Microsoft has fully overhauled its MSN portal to make it more deeply integrated with its other services. Alongside this, it will also be introducing a rebrand of its Bing mobile apps for Windows Phone, iOS and Android.
Announced today, the beta portal brings a much cleaner design with the aim of making it more useful for users; it also brings with it deeper integration of Microsoft services, touch optimization and a responsive design that resizes according to screen/device size.
News (and other content – videos, how-tos, features etc.) won’t be produced in-house anymore, instead, Microsoft has more than 1,000 partners on board to deliver content on a range of topics for a global audience. Behind it all though is a push to maximize its MSN and Bing’s potential – until now they existed pretty much separately, but the beta now ties the two together.
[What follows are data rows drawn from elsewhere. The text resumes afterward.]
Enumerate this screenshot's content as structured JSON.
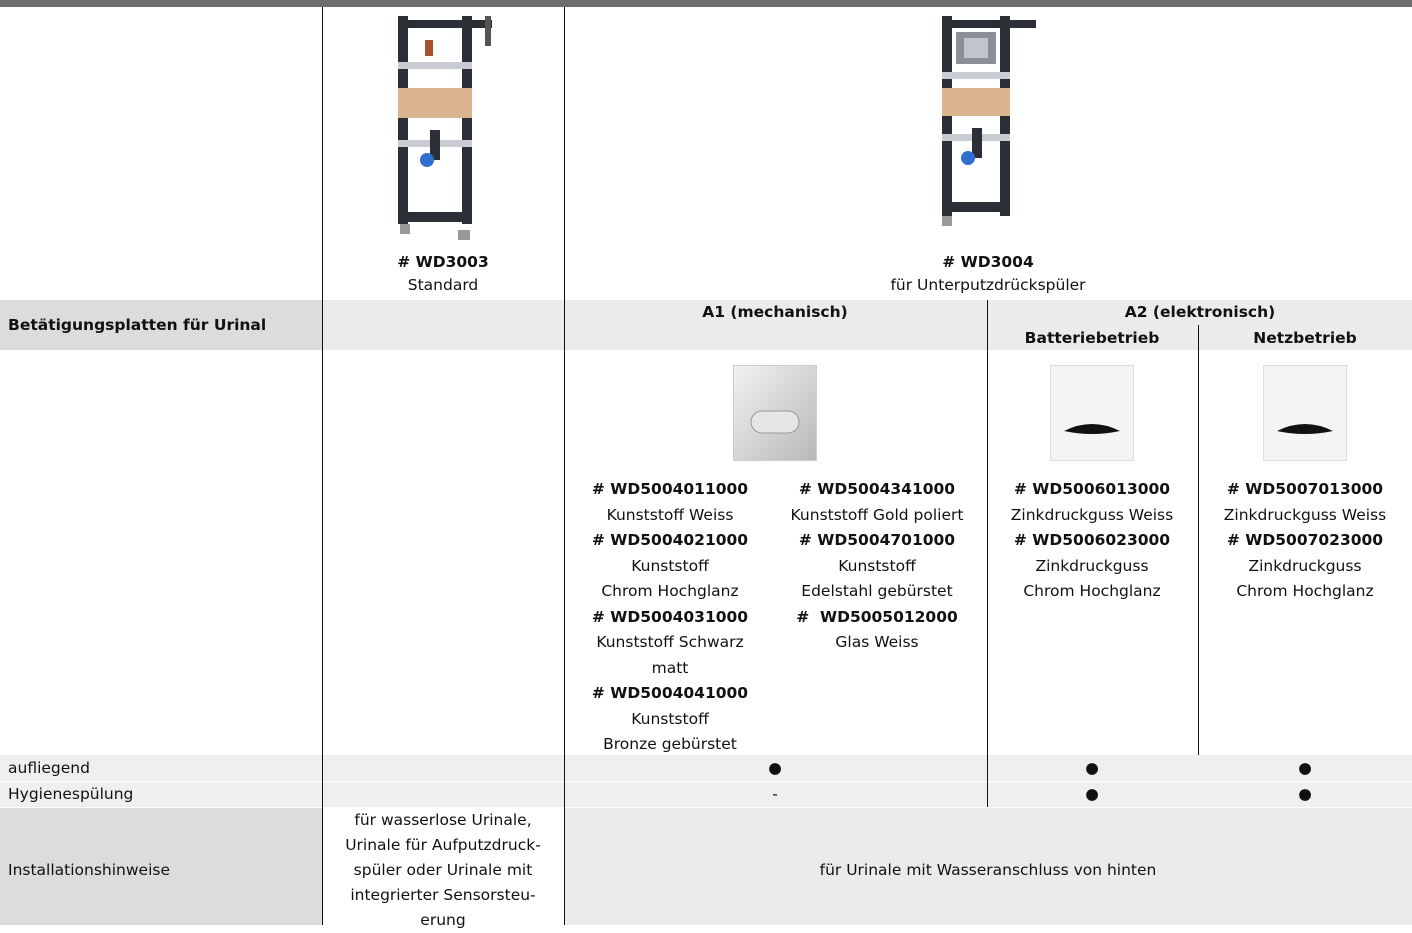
{
  "header": {
    "products": [
      {
        "code": "# WD3003",
        "label": "Standard"
      },
      {
        "code": "# WD3004",
        "label": "für Unterputzdrückspüler"
      }
    ]
  },
  "table": {
    "section": "Betätigungsplatten für Urinal",
    "groups": [
      "A1 (mechanisch)",
      "A2 (elektronisch)"
    ],
    "subgroups": [
      "Batteriebetrieb",
      "Netzbetrieb"
    ],
    "plates": [
      [
        {
          "code": "# WD5004011000",
          "lines": [
            "Kunststoff Weiss"
          ]
        },
        {
          "code": "# WD5004021000",
          "lines": [
            "Kunststoff",
            "Chrom Hochglanz"
          ]
        },
        {
          "code": "# WD5004031000",
          "lines": [
            "Kunststoff Schwarz",
            "matt"
          ]
        },
        {
          "code": "# WD5004041000",
          "lines": [
            "Kunststoff",
            "Bronze gebürstet"
          ]
        }
      ],
      [
        {
          "code": "# WD5004341000",
          "lines": [
            "Kunststoff Gold poliert"
          ]
        },
        {
          "code": "# WD5004701000",
          "lines": [
            "Kunststoff",
            "Edelstahl gebürstet"
          ]
        },
        {
          "code": "#  WD5005012000",
          "lines": [
            "Glas Weiss"
          ]
        }
      ],
      [
        {
          "code": "# WD5006013000",
          "lines": [
            "Zinkdruckguss Weiss"
          ]
        },
        {
          "code": "# WD5006023000",
          "lines": [
            "Zinkdruckguss",
            "Chrom Hochglanz"
          ]
        }
      ],
      [
        {
          "code": "# WD5007013000",
          "lines": [
            "Zinkdruckguss Weiss"
          ]
        },
        {
          "code": "# WD5007023000",
          "lines": [
            "Zinkdruckguss",
            "Chrom Hochglanz"
          ]
        }
      ]
    ],
    "rows": [
      {
        "label": "aufliegend",
        "cells": [
          "●",
          "●",
          "●"
        ]
      },
      {
        "label": "Hygienespülung",
        "cells": [
          "-",
          "●",
          "●"
        ]
      }
    ],
    "install": {
      "label": "Installationshinweise",
      "standard": [
        "für wasserlose Urinale,",
        "Urinale für Aufputzdruck-",
        "spüler oder Urinale mit",
        "integrierter Sensorsteu-",
        "erung"
      ],
      "concealed": "für Urinale mit Wasseranschluss von hinten"
    }
  }
}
In short, MSN wants to be your new home page, your daily go-to for anything you desire.
Want to add your Microsoft Health + Fitness information directly in the MSN portal? No problem. Want to search and book flights or hotels? Easy. Short on ideas for dinner? The Food + Drink section’s recipe section with integrated shopping lists can probably help you out.
“It’s a strong change in content direction for us, it’s a merging of Bing apps and the MSN website… It’s being mobile-first and cloud-first, as we are,” Steve Lynas, regional director of MSN, told us.
One-stop-shop
It’s this vision of a one-stop-shop that ties together devices, services and content that Microsoft is really aiming at.
These seamless cross-platform vision is facilitated by your Microsoft ID, provided you log in. If you do, all your changes and preferences are instantly synced across your different devices – you won’t need to enter that workout into Health + Fitness more than once, and you can view your daily data each morning on your desktop dashboard, if you want.
“It’s about cleanliness, balance, information – but it’s significantly about making life easier,” Lynas added.
To reflect the magnitude of the changes and bring the branding in line, Microsoft’s Bing mobile apps for iOS and Android will be revamped and rebranded ‘MSN’ over the coming months.
The new home page is customizable too – you can create new sections on topics that interest you and arrange them as you want. Again, these changes are mirrored in the relevant mobile apps too, so if you use the Bing Finance module on the MSN homepage, your stock selection changes will show up in the Bing MSN Finance app.
Across the top of the screen, there’s integration with a range of Microsoft services, like Outlook, OneNote, OneDrive and (soon) Skype, as well as popular third-party services like Facebook and Twitter.
MSN UK’s Editor-in-Chief Dominic Eames told TNW that while content won’t be produced in house anymore (it’ll come from the likes of the New York Times, the Guardian, Sky News, Le Monde and the rest of that network of more than 1,000 content partners), there’s still a team of journalists behind the scenes curating the content.
We’re going to a content partnership model…these are some of the best media brands in the world – they’re not just print brands, some are digital-only, and we’re negotiating with more all the time.
This is a complete reinvention, every pixel that you can see is new.
Curating that content will be the key to securing a long-term news readership – plenty of services offer news curation nowadays, but Microsoft will want to make the most of its 450 million unique users per month. In the UK, it reaches 40 percent of the online population. Clearly, with that comes responsibility in its choice of stories to highlight, but Eames assures us that there’s no Microsoft agenda behind the news decisions.
“We have feeds of content coming in from partners and we will curate the best content – what’s quite interesting is because we have global sources of content, we can provide global perspectives as well,” Eames said.
The only situation in which the team will still produce content will be the result of commercial deals, a spokesperson told us.
And how will Microsoft be judging this project? What are the KPIs (Key Performance Indicators), if you will?
“Our KPI is engagement, it’s as simple as that. We want people to believe in it and find that it does make their life different. It’s full of trusted resources, it’s a well-designed platform and engagement has to be our key,” Lynas said.
The beta is available to access now and the full launch will be “in the coming months, before the end of the year”, a spokesperson confirmed.